Hospitalizations for ambulatory care sensitive conditions (ACSC) such as diabetes and hypertension are considered preventable with access to timely, effective outpatient care. ACSC hospitalizations may indicate barriers to high-quality ambulatory care. We explored racial disparities in ACSC hospitalizations in a vulnerable, rapidly expanding, VA population—community-residing veterans with dementia.
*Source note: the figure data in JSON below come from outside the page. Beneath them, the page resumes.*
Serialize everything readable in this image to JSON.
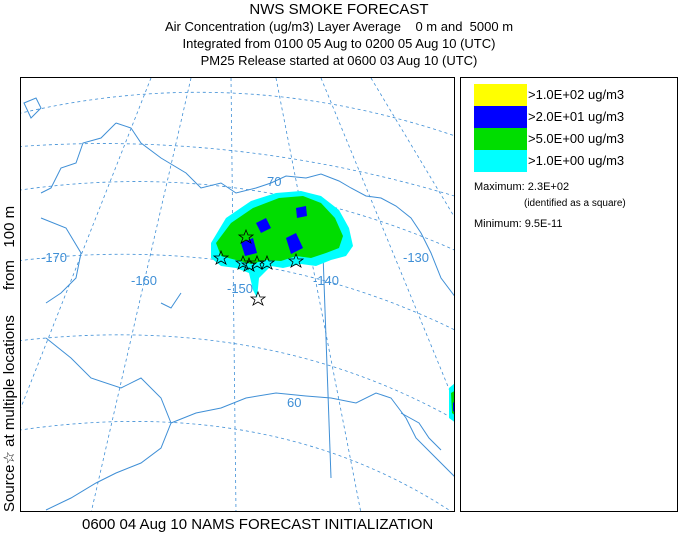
{
  "title": {
    "line1": "NWS SMOKE FORECAST",
    "line2": "Air Concentration (ug/m3) Layer Average    0 m and  5000 m",
    "line3": "Integrated from 0100 05 Aug to 0200 05 Aug 10 (UTC)",
    "line4": "PM25 Release started at 0600 03 Aug 10 (UTC)"
  },
  "side_label": {
    "prefix": "Source",
    "star_icon": "star-icon",
    "text": "at multiple locations      from   100 m"
  },
  "footer": "0600 04 Aug 10 NAMS FORECAST INITIALIZATION",
  "map": {
    "graticule_labels": {
      "lat70": "70",
      "lat60": "60",
      "lon170": "-170",
      "lon160": "-160",
      "lon150": "-150",
      "lon140": "-140",
      "lon130": "-130"
    },
    "colors": {
      "graticule": "#3f8fd6",
      "coast": "#3f8fd6",
      "cyan": "#00ffff",
      "green": "#00dd00",
      "blue": "#0000ff",
      "yellow": "#ffff00"
    }
  },
  "legend": {
    "entries": [
      {
        "color": "#ffff00",
        "label": ">1.0E+02 ug/m3"
      },
      {
        "color": "#0000ff",
        "label": ">2.0E+01 ug/m3"
      },
      {
        "color": "#00dd00",
        "label": ">5.0E+00 ug/m3"
      },
      {
        "color": "#00ffff",
        "label": ">1.0E+00 ug/m3"
      }
    ],
    "maximum_label": "Maximum:",
    "maximum_value": "2.3E+02",
    "maximum_note": "(identified as a square)",
    "minimum_label": "Minimum:",
    "minimum_value": "9.5E-11"
  }
}
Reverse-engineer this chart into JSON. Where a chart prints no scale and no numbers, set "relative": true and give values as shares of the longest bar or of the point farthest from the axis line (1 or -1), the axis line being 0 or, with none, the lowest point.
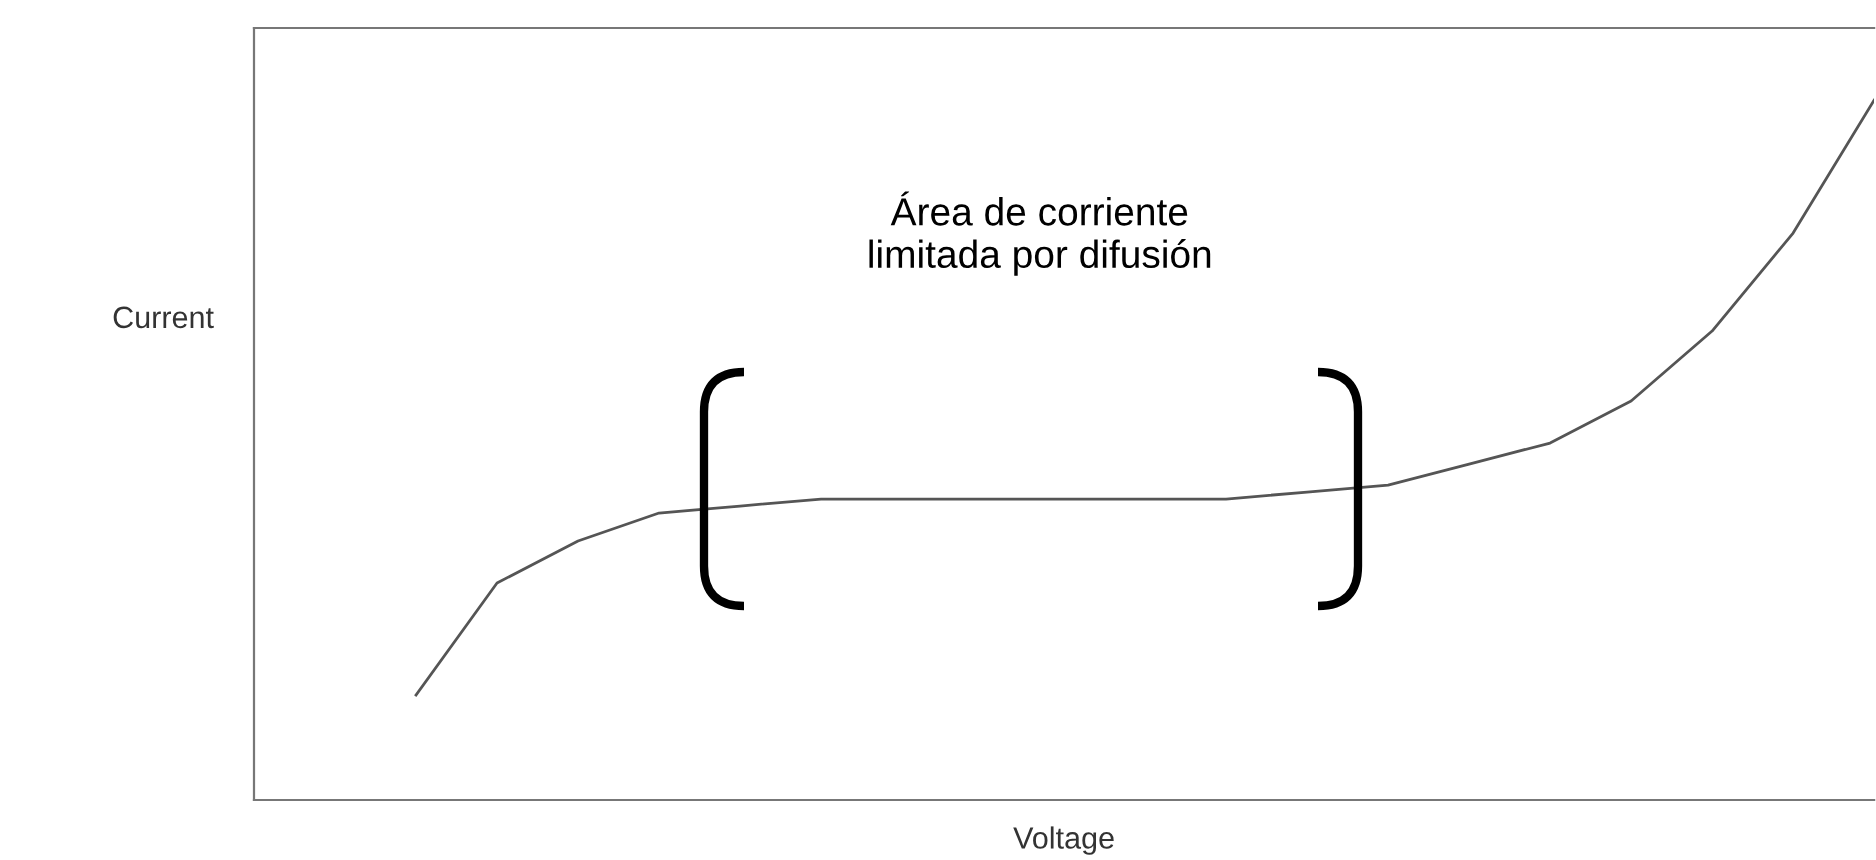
{
  "chart_data": {
    "type": "line",
    "relative": true,
    "xlabel": "Voltage",
    "ylabel": "Current",
    "categories": [
      null,
      null,
      null,
      null,
      null,
      null,
      null,
      null,
      null,
      null,
      null,
      null,
      null,
      null,
      null,
      null,
      null,
      null,
      null,
      null,
      null
    ],
    "series": [
      {
        "color": "#555555",
        "values": [
          null,
          null,
          0.15,
          0.31,
          0.37,
          0.41,
          0.42,
          0.43,
          0.43,
          0.43,
          0.43,
          0.43,
          0.43,
          0.44,
          0.45,
          0.48,
          0.51,
          0.57,
          0.67,
          0.81,
          1
        ]
      }
    ],
    "annotations": [
      "Área de corriente\nlimitada por difusión"
    ],
    "grid": false,
    "legend": false,
    "marker": "none",
    "line_style": "solid"
  }
}
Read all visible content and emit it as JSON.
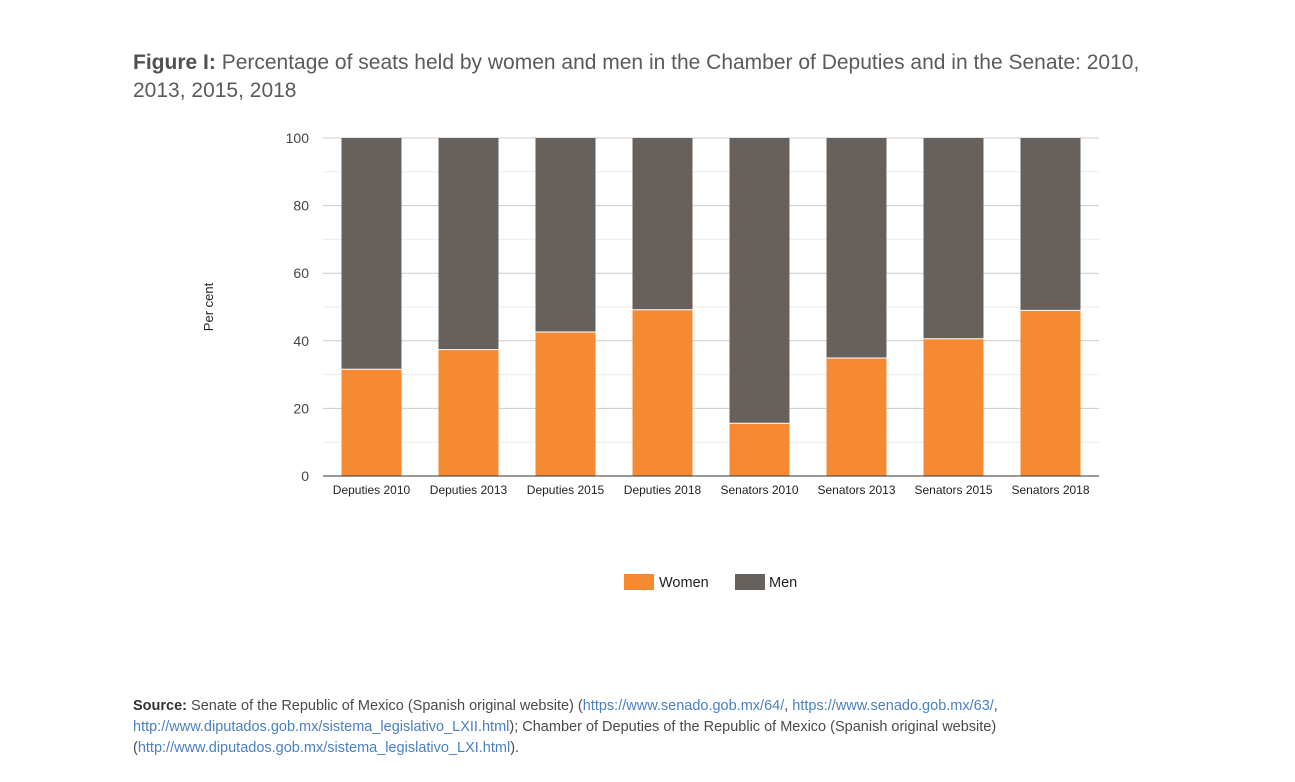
{
  "header": {
    "title_lead": "Figure I:",
    "title_text": "Percentage of seats held by women and men in the Chamber of Deputies and in the Senate: 2010, 2013, 2015, 2018"
  },
  "chart_data": {
    "type": "bar",
    "stacked": true,
    "categories": [
      "Deputies 2010",
      "Deputies 2013",
      "Deputies 2015",
      "Deputies 2018",
      "Senators 2010",
      "Senators 2013",
      "Senators 2015",
      "Senators 2018"
    ],
    "series": [
      {
        "name": "Women",
        "color": "#f58a33",
        "values": [
          31.6,
          37.4,
          42.6,
          49.2,
          15.6,
          34.9,
          40.6,
          49.0
        ]
      },
      {
        "name": "Men",
        "color": "#67615d",
        "values": [
          68.4,
          62.6,
          57.4,
          50.8,
          84.4,
          65.1,
          59.4,
          51.0
        ]
      }
    ],
    "ylabel": "Per cent",
    "xlabel": "",
    "ylim": [
      0,
      100
    ],
    "yticks": [
      0,
      20,
      40,
      60,
      80,
      100
    ],
    "grid": true,
    "legend": "bottom"
  },
  "source": {
    "lead": "Source:",
    "text1": " Senate of the Republic of Mexico (Spanish original website) (",
    "link1": "https://www.senado.gob.mx/64/",
    "sep1": ", ",
    "link2": "https://www.senado.gob.mx/63/",
    "sep2": ", ",
    "link3": "http://www.diputados.gob.mx/sistema_legislativo_LXII.html",
    "text2": "); Chamber of Deputies of the Republic of Mexico (Spanish original website) (",
    "link4": "http://www.diputados.gob.mx/sistema_legislativo_LXI.html",
    "text3": ")."
  }
}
VA inpatient utilization was linked to data from the 1998 National Longitudinal Caregiver Survey. The sample consisted of 1,813 community-dwelling older male veterans with dementia and their co-residing female caregivers. We used the Andersen Behavioral Model of Health Service use (BMHSU) to identify potential mediators behind racial differences in ACSC hospitalizations. To disentangle the effects of race and other BMHSU factors, variables were entered into a logistic regression model in stages: (1) race alone, (2) race and predisposing factors, (3) race, predisposing, and underlying medical need, and (4) race, predisposing, underlying medical need, and enabling factors.

208 of the 1,813 veterans (11.5%) had a total of 303 ACSC hospitalizations over the two-year period. African-American veterans were more likely to have had an ACSC hospitalization compared to white veterans (17.5% versus 10.4%; unadjusted odds ratio [OR]=1.82; p<.01). The addition of predisposing factors did not eliminate the disparity (OR=1.67; p<.01), nor did underlying medical need (OR=1.57; p=.029). The addition of enabling factors, however, reduced the disparity to statistically non-significant levels (OR=1.29; p=.241). Stratified by veteran race, the effects of caregiver psychological distress on likelihood of an ACSC hospitalization differed by race. African-American veterans with distressed caregivers were 3.4 times more likely to have an ACSC hospitalization compared to veterans with non-distressed caregivers (OR=3.35, p<.01), whereas white veterans with distressed caregivers were less likely (OR=0.59, p<.01) to have an ACSC hospitalization.

African-American veterans with dementia were more likely to be hospitalized for an ambulatory sensitive condition, and this disparity was largely explained by differences in enabling factors (e.g., insurance, income, caregiver distress, social support, distance). The effect of caregiver psychological distress differed significantly by veteran race.

Increasing enabling resources and reducing caregiver distress in African-American veterans may mitigate racial differences in potentially preventable hospitalizations among community-dwelling veterans with dementia.